Amidst a continued slowdown across the national housing market, which includes national home sales dropping to a decade low in March, Bank of Canada Governor Poloz suggested, “We’ve gone from boom to bust, of course, with lots of new policies put in place.” Ironically the Bank has recently engaged in the purchasing of Canada Mortgage Bonds, a policy which arguably ensures adequate liquidity in the mortgage market.
Again, while the Bank maintains this is simply a diversification to offset currency liabilities and nothing to do with concerns in the mortgage market, recent growth in the residential mortgage sector should be keeping Poloz and his crew up at night. Per recent data from the Bank of Canada, residential mortgage credit growth was just 3.22% year-over-year in March, levels not seen since 2001.
On a more optimistic note, there has been a recent uptick in the three month annualized growth rate which suggests we may have bottomed. Particularly given mortgage costs have been declining in recent months. This also does not include the alternative lending space which is booming.
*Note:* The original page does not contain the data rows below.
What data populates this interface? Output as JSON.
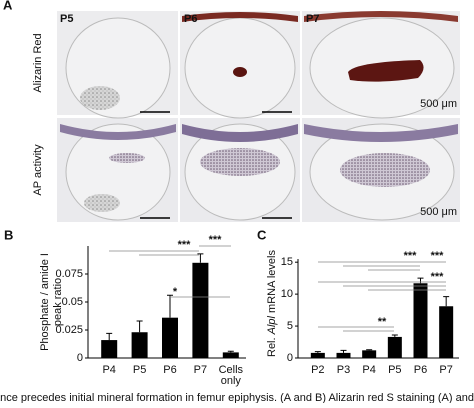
{
  "panel_a": {
    "label": "A",
    "columns": [
      "P5",
      "P6",
      "P7"
    ],
    "rows": [
      "Alizarin Red",
      "AP activity"
    ],
    "scale_bar": "500 μm"
  },
  "chart_data": [
    {
      "type": "bar",
      "panel_label": "B",
      "ylabel_lines": [
        "Phosphate / amide I",
        "peak ratio"
      ],
      "categories": [
        "P4",
        "P5",
        "P6",
        "P7",
        "Cells only"
      ],
      "values": [
        0.016,
        0.023,
        0.036,
        0.085,
        0.005
      ],
      "errors": [
        0.006,
        0.01,
        0.02,
        0.008,
        0.001
      ],
      "color": "#000000",
      "ylim": [
        0,
        0.1
      ],
      "yticks": [
        0,
        0.025,
        0.05,
        0.075
      ],
      "annotations": [
        "***",
        "***",
        "*"
      ]
    },
    {
      "type": "bar",
      "panel_label": "C",
      "ylabel_parts": [
        "Rel. ",
        "Alpl",
        " mRNA levels"
      ],
      "categories": [
        "P2",
        "P3",
        "P4",
        "P5",
        "P6",
        "P7"
      ],
      "values": [
        0.8,
        0.8,
        1.2,
        3.3,
        11.7,
        8.1
      ],
      "errors": [
        0.2,
        0.4,
        0.1,
        0.3,
        0.8,
        1.5
      ],
      "color": "#000000",
      "ylim": [
        0,
        15.5
      ],
      "yticks": [
        0,
        5,
        10,
        15
      ],
      "annotations": [
        "**",
        "***",
        "***",
        "***"
      ]
    }
  ],
  "caption": "ance precedes initial mineral formation in femur epiphysis. (A and B) Alizarin red S staining (A) and alkali"
}
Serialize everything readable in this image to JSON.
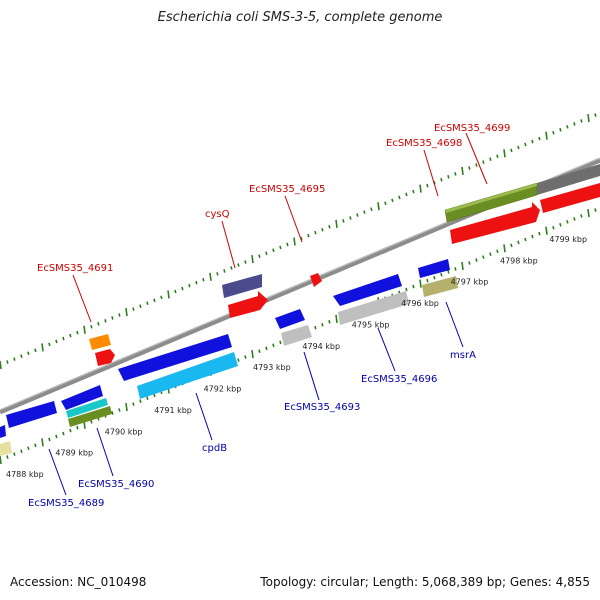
{
  "title": "Escherichia coli SMS-3-5, complete genome",
  "footer": {
    "accession": "Accession: NC_010498",
    "summary": "Topology: circular; Length: 5,068,389 bp; Genes: 4,855"
  },
  "scale": {
    "unit": "kbp",
    "ticks": [
      {
        "kbp": 4788,
        "label": "4788 kbp"
      },
      {
        "kbp": 4789,
        "label": "4789 kbp"
      },
      {
        "kbp": 4790,
        "label": "4790 kbp"
      },
      {
        "kbp": 4791,
        "label": "4791 kbp"
      },
      {
        "kbp": 4792,
        "label": "4792 kbp"
      },
      {
        "kbp": 4793,
        "label": "4793 kbp"
      },
      {
        "kbp": 4794,
        "label": "4794 kbp"
      },
      {
        "kbp": 4795,
        "label": "4795 kbp"
      },
      {
        "kbp": 4796,
        "label": "4796 kbp"
      },
      {
        "kbp": 4797,
        "label": "4797 kbp"
      },
      {
        "kbp": 4798,
        "label": "4798 kbp"
      },
      {
        "kbp": 4799,
        "label": "4799 kbp"
      }
    ]
  },
  "colors": {
    "forward_label": "#cc0000",
    "reverse_label": "#0000aa",
    "backbone": "#8c8c8c",
    "tick": "#2e7d1e"
  },
  "gene_labels": [
    {
      "id": "EcSMS35_4699",
      "text": "EcSMS35_4699",
      "strand": "forward"
    },
    {
      "id": "EcSMS35_4698",
      "text": "EcSMS35_4698",
      "strand": "forward"
    },
    {
      "id": "EcSMS35_4695",
      "text": "EcSMS35_4695",
      "strand": "forward"
    },
    {
      "id": "cysQ",
      "text": "cysQ",
      "strand": "forward"
    },
    {
      "id": "EcSMS35_4691",
      "text": "EcSMS35_4691",
      "strand": "forward"
    },
    {
      "id": "msrA",
      "text": "msrA",
      "strand": "reverse"
    },
    {
      "id": "EcSMS35_4696",
      "text": "EcSMS35_4696",
      "strand": "reverse"
    },
    {
      "id": "EcSMS35_4693",
      "text": "EcSMS35_4693",
      "strand": "reverse"
    },
    {
      "id": "cpdB",
      "text": "cpdB",
      "strand": "reverse"
    },
    {
      "id": "EcSMS35_4690",
      "text": "EcSMS35_4690",
      "strand": "reverse"
    },
    {
      "id": "EcSMS35_4689",
      "text": "EcSMS35_4689",
      "strand": "reverse"
    }
  ]
}
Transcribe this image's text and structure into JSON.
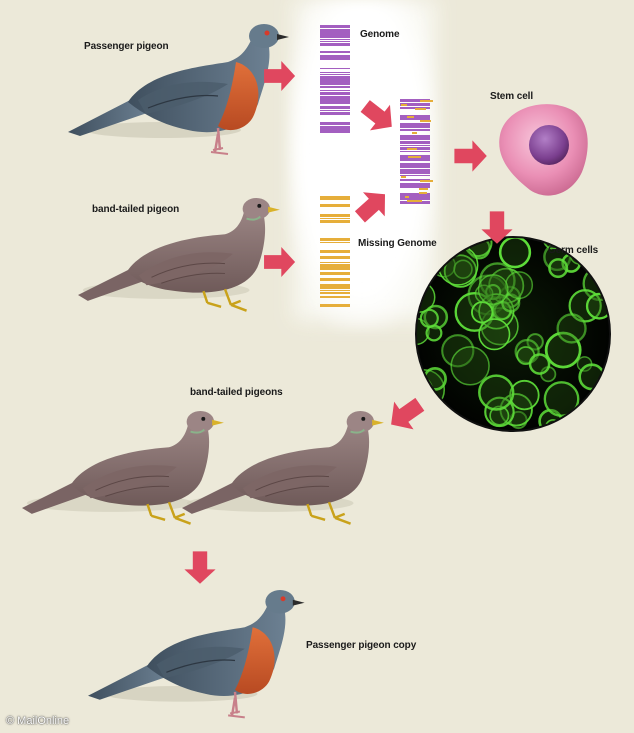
{
  "labels": {
    "passenger_pigeon": "Passenger pigeon",
    "band_tailed_pigeon": "band-tailed pigeon",
    "genome": "Genome",
    "missing_genome": "Missing Genome",
    "stem_cell": "Stem cell",
    "germ_cells": "Germ cells",
    "band_tailed_pigeons": "band-tailed pigeons",
    "passenger_pigeon_copy": "Passenger pigeon copy"
  },
  "credit": "© MailOnline",
  "colors": {
    "background": "#ece9d9",
    "arrow": "#e0475f",
    "genome_purple": "#a35fc0",
    "missing_gold": "#e6ae3a",
    "stem_cell_pink": "#e98fb6",
    "stem_cell_nucleus": "#7a3e8c",
    "germ_cell_green": "#5fe03a",
    "passenger_body": "#5b6f82",
    "passenger_breast": "#d0582a",
    "band_tailed_body": "#8a7372"
  }
}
However, given the indebtedness of Canadian households and the stretched valuations in housing, there continues to be a diminishing return on new credit. Further, the Bank of Canada already has interest rates hovering near the zero bound, in fact the real interest rate (interest rate adjusted for inflation) is still negative, and yet credit growth remains benign. In other words, don’t expect a Bank of Canada rate cut to provide much stimulus, if any, to the household sector.